Лаэртид замирает у полураскрывшейся двери.

— Гомер — это кто?

— Ты его не знаешь. — Ученый допивает вино. — Зато тебе известно, что…

Он обрывает речь на полуслове. Ахейца уже и след простыл.

Манмут минует шлюз, на всякий случай привязывается и, цепляясь за лестницы и перила мостков, движется вдоль корпуса «Королевы Мэб». Маленький моравек находит Орфу у входа в грузовой отсек, в глубинах которого покоится, ожидая спуска, «Смуглая леди»: иониец наваривает на дверь небольшую заплату.

— Не очень-то содержательный получился у них разговор, — сетует европеец по радиосвязи.

— Так ведь это общая черта всех разговоров на свете, — откликается гигантский краб. — Даже наших.

— Да, но мы не напиваемся во время бесед.

Искры от сварки озаряют ярким сиянием корпус, конечности и датчики Орфу.

— Учитывая, что моравеки не усваивают алкоголь, чтобы взбодриться или же успокоиться, теоретически ты, конечно, прав. Зато мы очень мило болтали, пока ты страдал от нехватки кислорода, был опьянен токсинами переутомления и в придачу, как сказали бы люди, наложил от страха в штаны, так что бессвязный треп Одиссея и Хокенберри не так уж дико прозвучал для моих ушей… хотя у меня и ушей-то нет.

— Интересно, что сказал бы Пруст о сути человека? — подначивает Манмут. — Или мужчины, если на то пошло?

— Ах, Пруст, этот зануда, — отзывается иониец. — Сегодня утром его перечитывал.

— Ты мне однажды пытался растолковать, по каким ступеням он поднимался к истине, — произносит маленький моравек. — Правда, сначала их было три, потом четыре, потом снова три, потом опять четыре.

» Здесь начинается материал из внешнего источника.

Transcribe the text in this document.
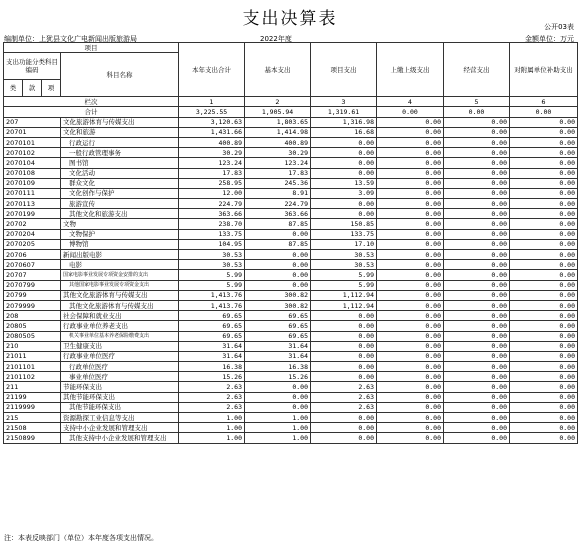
支出决算表	公开03表
编制单位：上犹县文化广电新闻出版旅游局	2022年度	金额单位：万元
项目				本年支出合计	基本支出	项目支出	上缴上级支出	经营支出	对附属单位补助支出
支出功能分类科目编码			科目名称						
类	款	项							
栏次				1	2	3	4	5	6
合计				3,225.55	1,905.94	1,319.61	0.00	0.00	0.00
207			文化旅游体育与传媒支出	3,120.63	1,803.65	1,316.98	0.00	0.00	0.00
20701			文化和旅游	1,431.66	1,414.98	16.68	0.00	0.00	0.00
2070101			行政运行	400.89	400.89	0.00	0.00	0.00	0.00
2070102			一般行政管理事务	30.29	30.29	0.00	0.00	0.00	0.00
2070104			图书馆	123.24	123.24	0.00	0.00	0.00	0.00
2070108			文化活动	17.83	17.83	0.00	0.00	0.00	0.00
2070109			群众文化	258.95	245.36	13.59	0.00	0.00	0.00
2070111			文化创作与保护	12.00	8.91	3.09	0.00	0.00	0.00
2070113			旅游宣传	224.79	224.79	0.00	0.00	0.00	0.00
2070199			其他文化和旅游支出	363.66	363.66	0.00	0.00	0.00	0.00
20702			文物	238.70	87.85	150.85	0.00	0.00	0.00
2070204			文物保护	133.75	0.00	133.75	0.00	0.00	0.00
2070205			博物馆	104.95	87.85	17.10	0.00	0.00	0.00
20706			新闻出版电影	30.53	0.00	30.53	0.00	0.00	0.00
2070607			电影	30.53	0.00	30.53	0.00	0.00	0.00
20707			国家电影事业发展专项资金安排的支出	5.99	0.00	5.99	0.00	0.00	0.00
2070799			其他国家电影事业发展专项资金支出	5.99	0.00	5.99	0.00	0.00	0.00
20799			其他文化旅游体育与传媒支出	1,413.76	300.82	1,112.94	0.00	0.00	0.00
2079999			其他文化旅游体育与传媒支出	1,413.76	300.82	1,112.94	0.00	0.00	0.00
208			社会保障和就业支出	69.65	69.65	0.00	0.00	0.00	0.00
20805			行政事业单位养老支出	69.65	69.65	0.00	0.00	0.00	0.00
2080505			机关事业单位基本养老保险缴费支出	69.65	69.65	0.00	0.00	0.00	0.00
210			卫生健康支出	31.64	31.64	0.00	0.00	0.00	0.00
21011			行政事业单位医疗	31.64	31.64	0.00	0.00	0.00	0.00
2101101			行政单位医疗	16.38	16.38	0.00	0.00	0.00	0.00
2101102			事业单位医疗	15.26	15.26	0.00	0.00	0.00	0.00
211			节能环保支出	2.63	0.00	2.63	0.00	0.00	0.00
21199			其他节能环保支出	2.63	0.00	2.63	0.00	0.00	0.00
2119999			其他节能环保支出	2.63	0.00	2.63	0.00	0.00	0.00
215			资源勘探工业信息等支出	1.00	1.00	0.00	0.00	0.00	0.00
21508			支持中小企业发展和管理支出	1.00	1.00	0.00	0.00	0.00	0.00
2150899			其他支持中小企业发展和管理支出	1.00	1.00	0.00	0.00	0.00	0.00
注：本表反映部门（单位）本年度各项支出情况。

Если не ошибаюсь, я так и не услышал вразумительных объяснений по этому поводу. И вообще, по-моему, ты сам тогда утратил нить рассуждений.

— Это была проверка, — громыхает краб. — Внимательно ты слушаешь или прикидываешься.

— Как скажешь. А мне кажется, у тебя был просто «бзик моравека».

— Ну, это не впервой, — не возражает Орфу.

Перегрузка органического мозга и банков кибернетической памяти все чаще грозили каждому моравеку, чей возраст перевалил за двести — триста лет.

— Что ж, — замечает Манмут, — сомнительно, чтобы представления Пруста о сущности всего человеческого имели много общего с понятиями Лаэртида.